Jury nullification: The impact of judicial instructions, arguments, and challenges on jury decision making.

Horowitz, I. A. (1988). Jury nullification: The impact of judicial instructions, arguments, and challenges on jury decision making. Law and Human Behavior, 12, 439-453.

The present study was conducted to determine the effects of nullification information to the jury from two sources, judge’s instructions and lawyers’ arguments, on juries’ verdicts and decision making in three criminal cases. In addition, the research tested the impact of challenges to nullification information on trial outcomes. The results, gathered from 144 six-person juries, indicated that when juries are in receipt of nullification information from the judge or defense attorney they are more likely to acquit a sympathetic defendant and judge a dangerous defendant more harshly than when such information is not present or when challenges are made to nullification arguments.

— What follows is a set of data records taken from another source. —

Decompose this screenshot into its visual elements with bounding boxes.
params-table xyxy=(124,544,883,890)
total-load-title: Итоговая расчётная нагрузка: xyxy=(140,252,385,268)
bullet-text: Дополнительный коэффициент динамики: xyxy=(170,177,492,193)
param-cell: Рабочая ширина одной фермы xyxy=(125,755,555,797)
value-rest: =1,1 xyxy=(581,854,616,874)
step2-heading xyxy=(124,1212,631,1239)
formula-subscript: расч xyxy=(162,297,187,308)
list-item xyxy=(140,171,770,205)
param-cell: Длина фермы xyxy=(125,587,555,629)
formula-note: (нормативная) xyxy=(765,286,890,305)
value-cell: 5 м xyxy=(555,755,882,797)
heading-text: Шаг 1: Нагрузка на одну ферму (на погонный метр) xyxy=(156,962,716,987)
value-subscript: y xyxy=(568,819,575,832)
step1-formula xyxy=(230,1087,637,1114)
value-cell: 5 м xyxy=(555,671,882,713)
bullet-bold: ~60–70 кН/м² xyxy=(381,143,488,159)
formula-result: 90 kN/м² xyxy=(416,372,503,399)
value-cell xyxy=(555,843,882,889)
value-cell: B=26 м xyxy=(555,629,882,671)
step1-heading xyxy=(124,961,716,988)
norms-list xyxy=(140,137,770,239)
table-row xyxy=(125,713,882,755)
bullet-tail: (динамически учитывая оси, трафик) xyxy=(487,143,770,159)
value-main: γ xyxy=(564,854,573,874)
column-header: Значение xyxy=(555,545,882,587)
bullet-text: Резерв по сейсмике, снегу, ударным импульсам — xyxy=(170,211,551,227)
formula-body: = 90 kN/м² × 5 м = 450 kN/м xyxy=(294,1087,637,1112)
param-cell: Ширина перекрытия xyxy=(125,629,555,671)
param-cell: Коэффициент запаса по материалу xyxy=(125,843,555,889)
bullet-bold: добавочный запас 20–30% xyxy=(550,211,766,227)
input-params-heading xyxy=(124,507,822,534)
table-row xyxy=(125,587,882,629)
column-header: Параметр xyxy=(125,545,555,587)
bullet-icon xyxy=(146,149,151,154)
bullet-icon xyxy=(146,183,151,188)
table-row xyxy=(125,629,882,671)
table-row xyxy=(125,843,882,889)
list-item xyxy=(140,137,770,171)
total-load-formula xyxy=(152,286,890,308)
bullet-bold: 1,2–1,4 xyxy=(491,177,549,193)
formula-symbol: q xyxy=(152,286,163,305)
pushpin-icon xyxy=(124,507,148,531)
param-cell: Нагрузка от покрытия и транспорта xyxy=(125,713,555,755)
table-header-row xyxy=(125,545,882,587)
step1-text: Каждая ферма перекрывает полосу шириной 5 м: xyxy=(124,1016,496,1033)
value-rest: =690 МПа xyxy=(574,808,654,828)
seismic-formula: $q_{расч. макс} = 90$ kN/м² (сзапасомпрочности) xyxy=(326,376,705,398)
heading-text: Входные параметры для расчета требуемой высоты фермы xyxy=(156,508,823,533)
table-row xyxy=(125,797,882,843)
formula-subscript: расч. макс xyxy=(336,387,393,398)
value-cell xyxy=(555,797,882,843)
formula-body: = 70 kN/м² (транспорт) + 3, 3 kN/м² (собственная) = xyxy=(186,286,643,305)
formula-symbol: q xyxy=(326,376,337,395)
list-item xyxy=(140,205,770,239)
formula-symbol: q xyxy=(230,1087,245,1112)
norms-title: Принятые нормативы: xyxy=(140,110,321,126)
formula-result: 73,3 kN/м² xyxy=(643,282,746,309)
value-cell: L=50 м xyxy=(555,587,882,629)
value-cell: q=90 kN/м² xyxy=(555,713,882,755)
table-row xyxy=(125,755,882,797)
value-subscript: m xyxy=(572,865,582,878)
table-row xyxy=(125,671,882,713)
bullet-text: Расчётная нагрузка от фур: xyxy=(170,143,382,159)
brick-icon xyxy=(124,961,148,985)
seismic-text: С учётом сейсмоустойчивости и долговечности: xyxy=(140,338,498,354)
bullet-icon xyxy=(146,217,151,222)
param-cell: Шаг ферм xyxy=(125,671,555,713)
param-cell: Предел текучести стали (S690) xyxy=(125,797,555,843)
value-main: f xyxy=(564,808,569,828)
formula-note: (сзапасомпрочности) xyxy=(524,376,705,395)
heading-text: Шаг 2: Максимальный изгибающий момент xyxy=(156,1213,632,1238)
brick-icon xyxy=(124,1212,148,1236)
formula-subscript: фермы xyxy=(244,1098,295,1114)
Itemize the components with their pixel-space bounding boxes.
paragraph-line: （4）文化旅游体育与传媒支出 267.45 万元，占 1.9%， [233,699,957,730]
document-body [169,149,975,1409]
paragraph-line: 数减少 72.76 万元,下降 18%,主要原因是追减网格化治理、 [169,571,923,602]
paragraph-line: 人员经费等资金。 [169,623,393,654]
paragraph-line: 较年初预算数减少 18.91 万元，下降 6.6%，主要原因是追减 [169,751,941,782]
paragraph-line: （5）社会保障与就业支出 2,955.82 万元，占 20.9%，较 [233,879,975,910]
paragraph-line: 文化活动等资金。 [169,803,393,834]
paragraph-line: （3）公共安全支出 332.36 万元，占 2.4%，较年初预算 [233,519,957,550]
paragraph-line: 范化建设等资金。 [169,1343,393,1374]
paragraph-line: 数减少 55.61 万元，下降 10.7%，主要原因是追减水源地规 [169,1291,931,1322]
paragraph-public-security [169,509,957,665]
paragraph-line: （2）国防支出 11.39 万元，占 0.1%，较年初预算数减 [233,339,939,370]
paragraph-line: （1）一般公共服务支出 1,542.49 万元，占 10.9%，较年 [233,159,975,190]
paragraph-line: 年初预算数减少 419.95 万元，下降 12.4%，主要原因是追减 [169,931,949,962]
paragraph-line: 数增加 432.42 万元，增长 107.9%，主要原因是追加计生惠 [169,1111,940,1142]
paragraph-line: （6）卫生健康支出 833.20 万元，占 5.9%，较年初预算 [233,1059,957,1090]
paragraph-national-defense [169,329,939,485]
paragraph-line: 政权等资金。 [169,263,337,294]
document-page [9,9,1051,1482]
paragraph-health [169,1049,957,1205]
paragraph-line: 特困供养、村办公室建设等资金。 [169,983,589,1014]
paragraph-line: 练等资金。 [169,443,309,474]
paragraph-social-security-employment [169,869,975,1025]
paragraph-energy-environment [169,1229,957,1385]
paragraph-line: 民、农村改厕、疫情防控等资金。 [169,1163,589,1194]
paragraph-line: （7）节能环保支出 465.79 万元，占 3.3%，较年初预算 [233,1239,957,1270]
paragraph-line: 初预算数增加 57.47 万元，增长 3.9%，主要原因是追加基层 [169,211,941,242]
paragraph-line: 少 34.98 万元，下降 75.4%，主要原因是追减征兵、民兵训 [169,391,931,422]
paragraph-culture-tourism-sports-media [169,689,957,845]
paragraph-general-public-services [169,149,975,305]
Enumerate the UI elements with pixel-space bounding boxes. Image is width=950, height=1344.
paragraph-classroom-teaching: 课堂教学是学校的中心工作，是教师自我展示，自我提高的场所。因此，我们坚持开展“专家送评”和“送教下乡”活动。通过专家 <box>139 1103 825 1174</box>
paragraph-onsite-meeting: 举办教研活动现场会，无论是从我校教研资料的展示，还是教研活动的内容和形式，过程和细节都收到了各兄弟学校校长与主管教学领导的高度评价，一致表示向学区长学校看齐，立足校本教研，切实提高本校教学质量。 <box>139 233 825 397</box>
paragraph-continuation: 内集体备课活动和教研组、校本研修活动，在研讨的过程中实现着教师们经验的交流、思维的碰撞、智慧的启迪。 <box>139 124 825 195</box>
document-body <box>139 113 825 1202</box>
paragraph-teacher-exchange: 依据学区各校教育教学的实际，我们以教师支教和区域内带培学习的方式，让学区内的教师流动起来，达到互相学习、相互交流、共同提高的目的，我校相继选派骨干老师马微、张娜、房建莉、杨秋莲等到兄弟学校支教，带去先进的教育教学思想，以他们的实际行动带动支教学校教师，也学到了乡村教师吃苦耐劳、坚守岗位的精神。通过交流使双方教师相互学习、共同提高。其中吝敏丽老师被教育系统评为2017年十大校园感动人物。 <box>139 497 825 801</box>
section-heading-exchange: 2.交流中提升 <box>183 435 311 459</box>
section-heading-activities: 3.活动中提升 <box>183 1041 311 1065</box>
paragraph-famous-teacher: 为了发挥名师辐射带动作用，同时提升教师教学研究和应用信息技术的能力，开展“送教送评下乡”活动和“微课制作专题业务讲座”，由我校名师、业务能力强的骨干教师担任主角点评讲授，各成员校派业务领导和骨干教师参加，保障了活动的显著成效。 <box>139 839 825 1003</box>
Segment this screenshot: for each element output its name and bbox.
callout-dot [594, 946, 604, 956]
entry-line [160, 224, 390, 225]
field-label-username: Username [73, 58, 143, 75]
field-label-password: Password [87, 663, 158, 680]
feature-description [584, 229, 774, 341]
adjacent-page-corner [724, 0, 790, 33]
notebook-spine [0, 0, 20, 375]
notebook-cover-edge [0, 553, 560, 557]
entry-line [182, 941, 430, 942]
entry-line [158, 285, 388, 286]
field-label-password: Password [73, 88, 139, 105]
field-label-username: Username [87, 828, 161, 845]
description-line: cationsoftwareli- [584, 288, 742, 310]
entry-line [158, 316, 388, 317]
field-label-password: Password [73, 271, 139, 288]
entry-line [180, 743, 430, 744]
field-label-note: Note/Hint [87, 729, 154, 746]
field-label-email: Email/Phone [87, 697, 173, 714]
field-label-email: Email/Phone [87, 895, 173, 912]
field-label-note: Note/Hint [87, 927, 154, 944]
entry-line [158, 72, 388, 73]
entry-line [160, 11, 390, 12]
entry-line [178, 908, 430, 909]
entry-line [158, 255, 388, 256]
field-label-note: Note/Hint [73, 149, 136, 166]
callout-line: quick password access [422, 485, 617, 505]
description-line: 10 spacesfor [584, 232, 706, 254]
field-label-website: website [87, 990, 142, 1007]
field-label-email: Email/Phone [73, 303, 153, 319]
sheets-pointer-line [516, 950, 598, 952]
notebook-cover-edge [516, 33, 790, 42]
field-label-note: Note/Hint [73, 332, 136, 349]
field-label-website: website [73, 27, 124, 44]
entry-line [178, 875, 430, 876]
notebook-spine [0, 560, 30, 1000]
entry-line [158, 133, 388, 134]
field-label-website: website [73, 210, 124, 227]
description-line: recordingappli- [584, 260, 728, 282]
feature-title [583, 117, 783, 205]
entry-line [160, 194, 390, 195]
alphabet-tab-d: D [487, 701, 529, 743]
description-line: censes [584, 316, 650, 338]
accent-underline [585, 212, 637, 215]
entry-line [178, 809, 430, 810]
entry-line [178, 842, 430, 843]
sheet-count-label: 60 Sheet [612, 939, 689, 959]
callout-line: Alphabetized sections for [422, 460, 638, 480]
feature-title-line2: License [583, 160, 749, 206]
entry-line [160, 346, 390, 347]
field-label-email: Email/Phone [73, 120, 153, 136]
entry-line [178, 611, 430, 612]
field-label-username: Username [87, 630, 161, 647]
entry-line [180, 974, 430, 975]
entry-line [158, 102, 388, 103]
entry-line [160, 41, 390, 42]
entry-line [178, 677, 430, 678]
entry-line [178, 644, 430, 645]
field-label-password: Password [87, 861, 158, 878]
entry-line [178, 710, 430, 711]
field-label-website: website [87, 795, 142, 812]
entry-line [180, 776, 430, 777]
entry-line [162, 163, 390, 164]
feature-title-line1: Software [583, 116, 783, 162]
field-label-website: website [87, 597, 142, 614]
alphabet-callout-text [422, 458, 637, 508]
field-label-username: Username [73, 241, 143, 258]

Analysis of the juries’ decision-making processes suggested that nullification information may alter the way in which juries perceive and use the trial evidence. In those trials in which a nullification defense was successful, juries used the outcome of the case, as well as the intent of the defendant, to evaluate the worth and weight of the evidence. Pronullification conditions devalued the currency of the evidence and permitted juries to utilize nonevidentiary factors in deciding the cases used in this study.

Juries acquitted more when reminded of nullification ability by judge and with a sympathetic defendant (i.e., euthanasia, weapons) when reminded by defense, but juries convicted more with an unsympathetic defendant (i.e., DUI, homicide). Prosecutor challenge reduced impact, especially in euthanasia case. Discussion mediated effects of trial characteristics on verdicts; relationship between evidence and verdict varied across trial.